Del Potro ma ambitne plany na koniec sezonu

Juan Martín del Potro, triumfator tegorocznego US Open, chce ten najlepszy w karierze sezon zakończyć w światowym rankingu na wyższej pozycji niż obecna piąta. Celuje w finały cyklu ATP, gdzie zagra po raz drugi z rzędu.

W tym artykule dowiesz się o:

Po nowojorskim turnieju wielkoszlemowym 21-letni del Potro, od tego roku pierwsza rakieta argentyńskiego tenisa, był witany owacyjnie w swoim Tandil. - To był niesamowity moment, przyjechać do własnego miasta i widzieć jak wszyscy mieszkańcy wyszli na ulice dla mnie. To było jak sen. Czułem się jak prezydent - mówi.

Jaki jest cel kogoś, kto raz wygrał już turniej Wielkiego Szlema? - Pozostaje nim jedna rzecz: ciągły rozwój. By stale wygrywać, być coraz lepszym na wszystkich nawierzchniach, pokonywać tych wyprzedzających mnie w rankingu. Chcę zakończyć ten rok jeszcze wyżej i utrzymać poziom takich zawodników jak Nadal, Federer, Djokovic czy Murray - tłumaczy.

Po US Open del Potro zrobił sobie wakacje. - Chciałem być sam z przyjaciółmi i zapomnieć o tenisie na 10 czy 15 dni - mówi. Pojechał w ubiegłym tygodniu na turniej do Tokio, gdzie już na samym początku, w pierwszym występie po Nowym Jorku, przegrał z Francuzem Roger-Vassellinem, który odniósł tym samym premierowe zwycięstwo w cyklu ATP.
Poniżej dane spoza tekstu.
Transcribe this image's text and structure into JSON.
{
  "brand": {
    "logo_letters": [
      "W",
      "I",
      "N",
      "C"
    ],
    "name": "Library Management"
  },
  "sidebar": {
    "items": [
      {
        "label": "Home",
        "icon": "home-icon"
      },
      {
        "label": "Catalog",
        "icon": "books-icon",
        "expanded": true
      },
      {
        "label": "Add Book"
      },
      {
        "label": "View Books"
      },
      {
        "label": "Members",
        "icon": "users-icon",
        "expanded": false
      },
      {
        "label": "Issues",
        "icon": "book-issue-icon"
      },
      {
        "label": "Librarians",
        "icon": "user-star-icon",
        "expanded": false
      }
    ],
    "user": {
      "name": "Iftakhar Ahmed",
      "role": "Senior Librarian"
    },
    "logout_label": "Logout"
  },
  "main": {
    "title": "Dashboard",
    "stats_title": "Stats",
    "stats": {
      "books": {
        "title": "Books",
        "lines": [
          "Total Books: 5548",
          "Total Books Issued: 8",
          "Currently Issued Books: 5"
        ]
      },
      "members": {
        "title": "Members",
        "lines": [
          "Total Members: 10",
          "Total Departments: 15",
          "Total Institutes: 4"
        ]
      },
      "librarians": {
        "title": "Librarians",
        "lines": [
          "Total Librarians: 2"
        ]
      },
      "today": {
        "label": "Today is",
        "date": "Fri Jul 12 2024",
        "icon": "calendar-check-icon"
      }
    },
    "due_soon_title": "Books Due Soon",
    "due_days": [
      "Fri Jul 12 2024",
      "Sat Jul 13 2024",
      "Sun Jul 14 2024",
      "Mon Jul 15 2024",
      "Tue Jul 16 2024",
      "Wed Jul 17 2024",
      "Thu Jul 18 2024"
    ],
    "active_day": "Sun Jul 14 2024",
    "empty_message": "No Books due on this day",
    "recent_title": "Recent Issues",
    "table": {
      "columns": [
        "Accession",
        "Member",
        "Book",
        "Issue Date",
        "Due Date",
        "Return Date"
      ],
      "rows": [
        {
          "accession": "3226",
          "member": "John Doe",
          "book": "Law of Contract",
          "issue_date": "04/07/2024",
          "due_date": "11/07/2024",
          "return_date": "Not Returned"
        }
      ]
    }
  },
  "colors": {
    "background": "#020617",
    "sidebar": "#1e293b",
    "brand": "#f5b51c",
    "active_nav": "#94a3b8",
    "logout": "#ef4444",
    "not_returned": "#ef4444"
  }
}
W finale Pucharu Davisa, którego przed rokiem nie udało mu się zdobyć, będzie w grudniu kibicował Hiszpanom. Jest poza tym szczęśliwy z dwóch wydarzeń: jako obywatel Ameryki Południowej z tego, że Rio de Janeiro otrzymało prawo goszczenia igrzysk olimpijskich w 2016 roku, a jako Argentyńczyk z tego, że jego przyjaciel Martin Palermo zapewnił piłkarskiej reprezentacji zwycięstwo nad Peru w meczu eliminacji mistrzostwa świata.